このニブルヘイムとムスペル城を支配する者は、絶対的な強者ともいえる存在がなる。
そういう決まりのような物が、この国には存在している。
『武力を以って、世界を支配する』という事といえるだろう。
それに相応しい力を持つ者が、その玉座に君臨しているのだ。
その玉座に君臨する男の姿を覗く、一人の剣士もいる。
「だが戦況のような物が気になるな。おいフリード、貴様が様子を見て来い」
金髪に近い薄い色の髪。痩せていても底知れぬ強さ。
それを纏っている空気が、身体の中から溢れ出ているようだ。
彼の名はフリード・マルティスという。
「私が見に行った際、戦況が不利と思った場合は?」
「即斬っても構わん。
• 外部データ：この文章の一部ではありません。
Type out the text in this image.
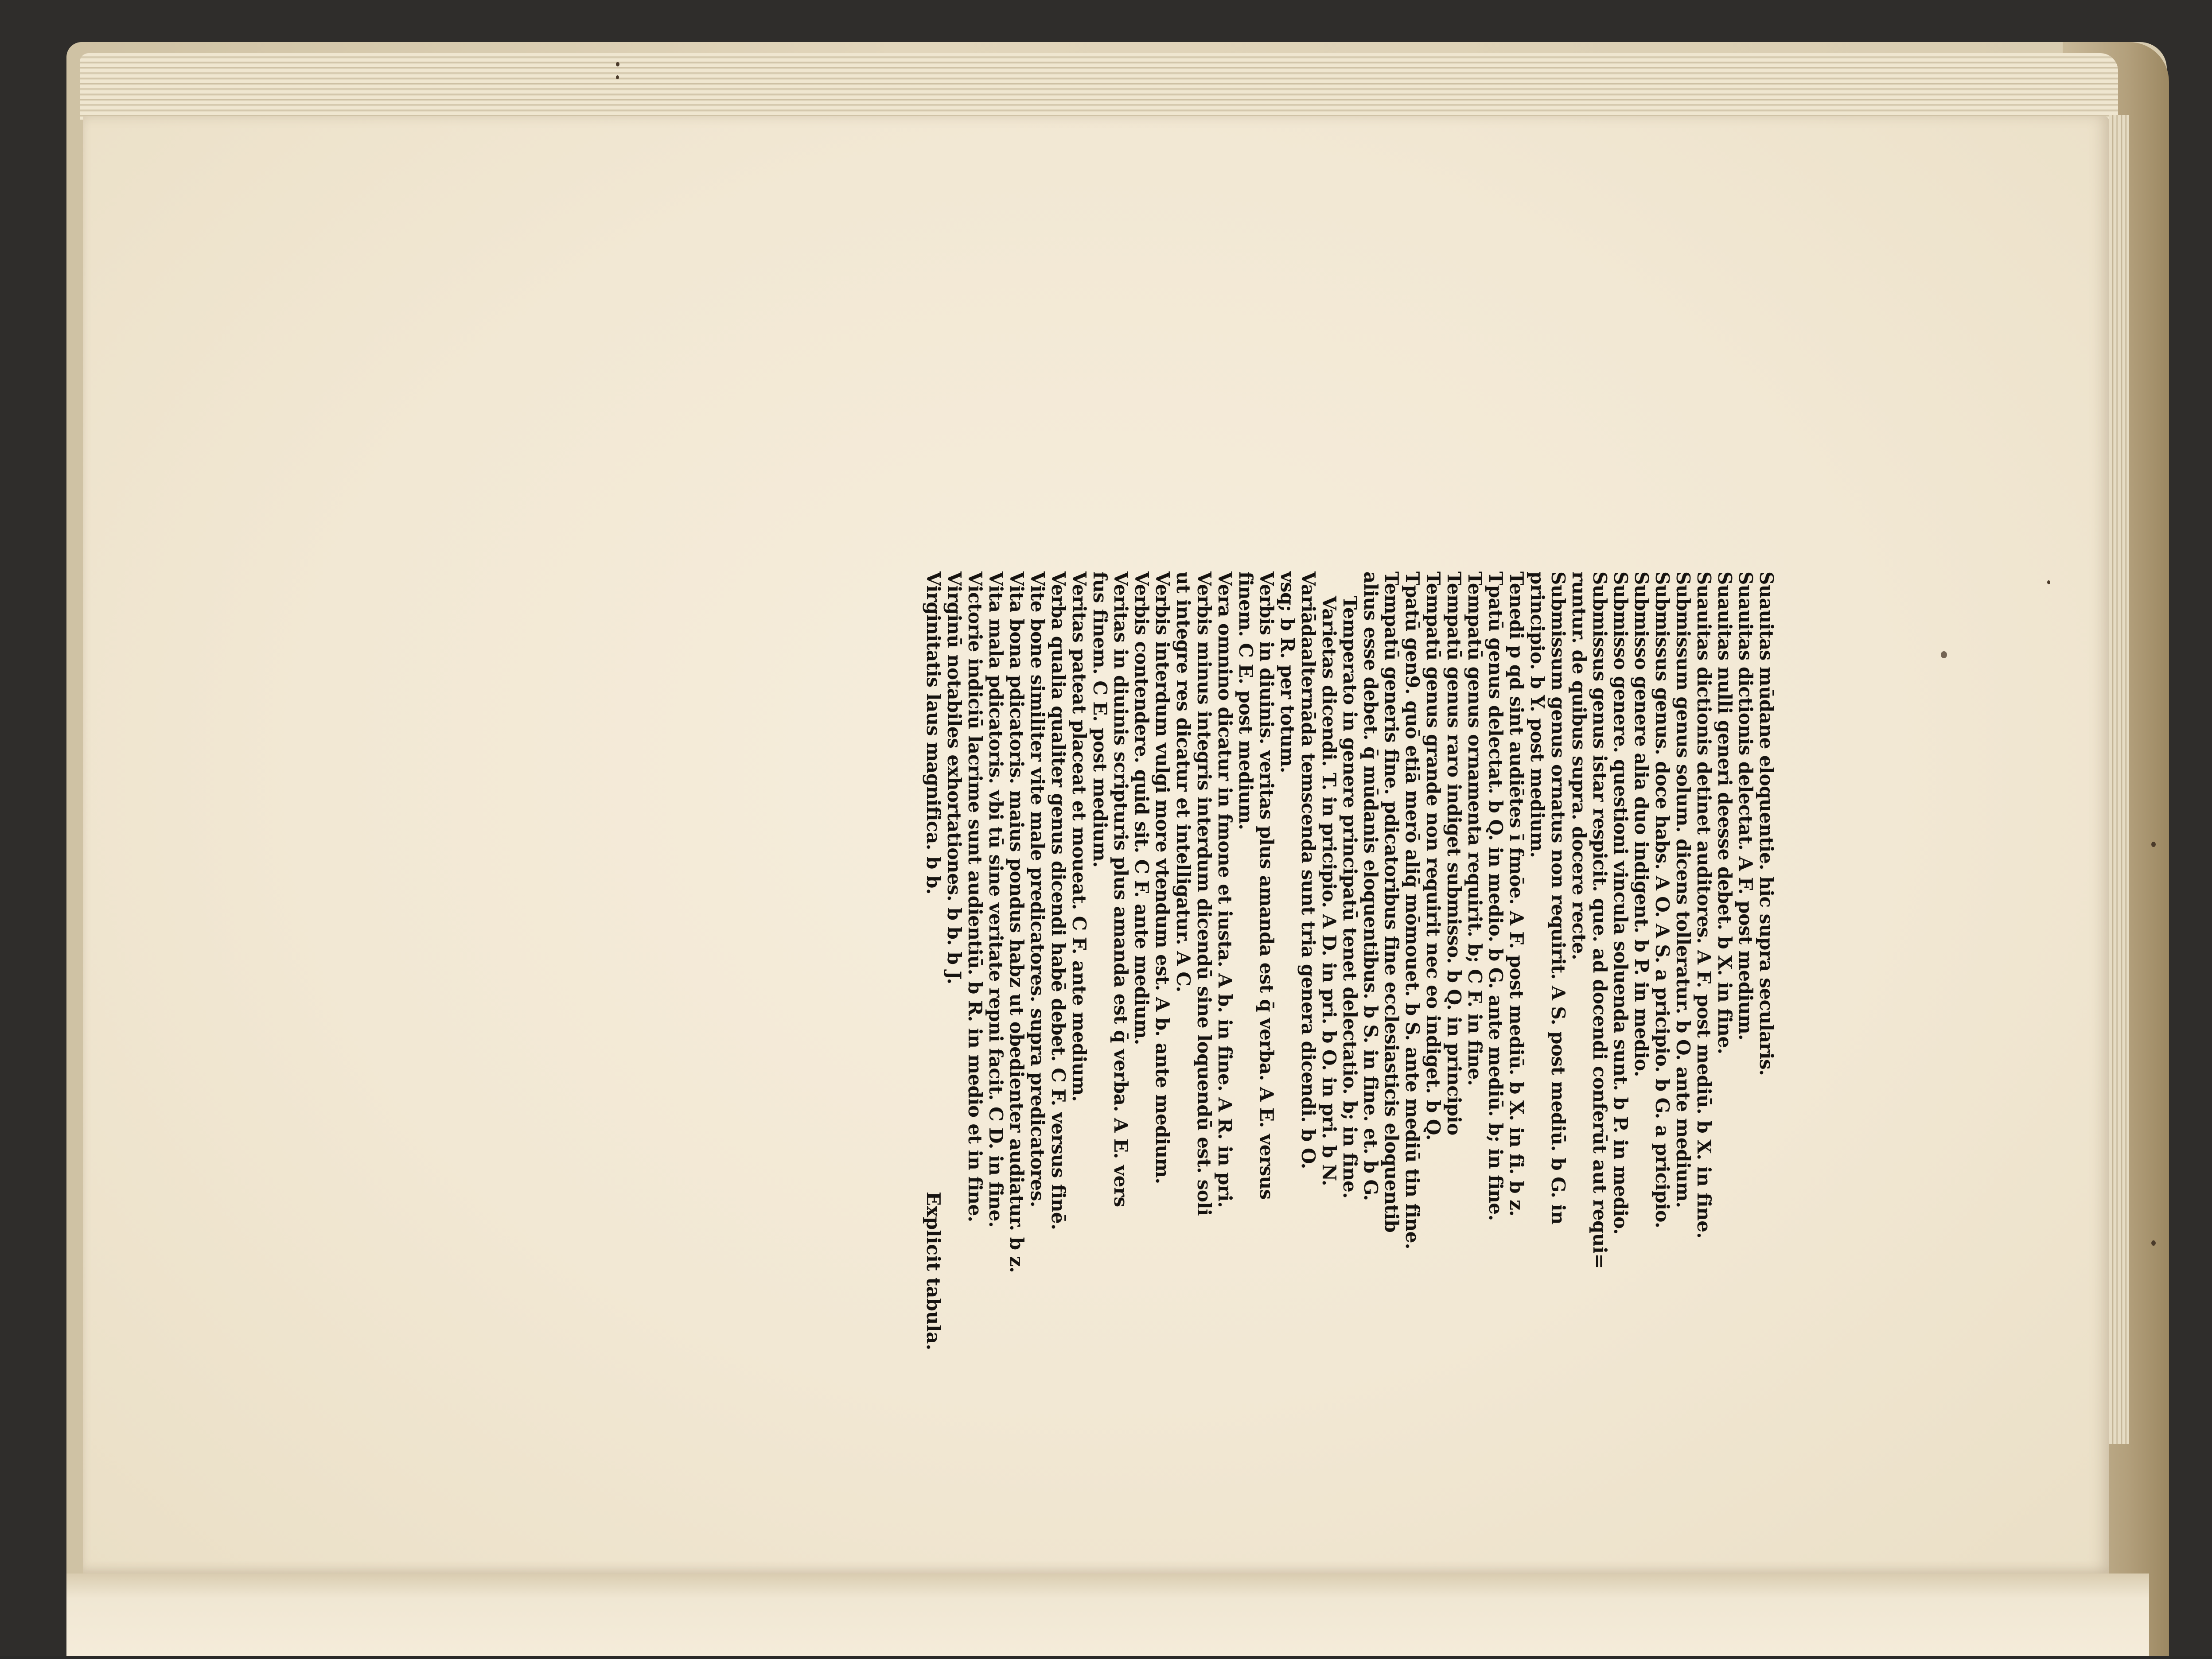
Suauitas mūdane eloquentie. hic supra secularis.
Suauitas dictionis delectat. A F. post medium.
Suauitas nulli generi deesse debet. b X. in fine.
Suauitas dictionis detinet auditores. A F. post mediū. b X. in fine.
Submissum genus solum. dicens tolleratur. b O. ante medium.
Submissus genus. doce habs. A O. A S. a pricipio. b G. a pricipio.
Submisso genere alia duo indigent. b P. in medio.
Submisso genere. questioni vincula soluenda sunt. b P. in medio.
Submissus genus istar respicit. que. ad docendi conferūt aut requi=
runtur. de quibus supra. docere recte.
Submissum genus ornatus non requirit. A S. post mediū. b G. in
principio. b Y. post medium.
Tenedi p qd sint audiētes ī fmōe. A F. post mediū. b X. in fi. b z.
Tpatū genus delectat. b Q. in medio. b G. ante mediū. b; in fine.
Tempatū genus ornamenta requirit. b; C F. in fine.
Tempatū genus raro indiget submisso. b Q. in principio
Tempatū genus grande non requirit nec eo indiget. b Q.
Tpatū gen9. quō etiā merō aliq̄ mōmouet. b S. ante mediū tin fine.
Tempatū generis fine. pdicatoribus fine ecclesiasticis eloquentib
alius esse debet. q̄ mūdanis eloquentibus. b S. in fine. et. b G.
Temperato in genere principatū tenet delectatio. b; in fine.
Varietas dicendi. T. in pricipio. A D. in pri. b O. in pri. b N.
Variādaalternāda temscenda sunt tria genera dicendi. b O.
vsq; b R. per totum.
Verbis in diuinis. veritas plus amanda est q̄ verba. A E. versus
finem. C E. post medium.
Vera omnino dicatur in fmone et iusta. A b. in fine. A R. in pri.
Verbis minus integris interdum dicendū sine loquendū est. soli
ut integre res dicatur et intelligatur. A C.
Verbis interdum vulgi more vtendum est. A b. ante medium.
Verbis contendere. quid sit. C F. ante medium.
Veritas in diuinis scripturis plus amanda est q̄ verba. A E. vers
fus finem. C E. post medium.
Veritas pateat placeat et moueat. C F. ante medium.
Verba qualia qualiter genus dicendi habē debet. C F. versus finē.
Vite bone similiter vite male predicatores. supra predicatores.
Vita bona pdicatoris. maius pondus habz ut obedienter audiatur. b z.
Vita mala pdicatoris. vbi tū sine veritate repni facit. C D. in fine.
Victorie indiciū lacrime sunt audientiū. b R. in medio et in fine.
Virginū notabiles exhortationes. b b. b J.
Virginitatis laus magnifica. b b.
Explicit tabula.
力無き者に、生きる価値はない」
「――――仰せのままに(下衆が)」
一礼をしたフリードは、そんな事を思いながら城の外へと出る。
城の外へと出た途端、彼は入り口に立っている男の姿を見て目を見開いた。
それは負傷しながらも、まだ立ち続けているディグル将軍。
傷は付いていても息切れだけで、それを対峙するように立つ少年の姿。
フリードは呼吸を整え、ゆっくりと剣を抜くのだった。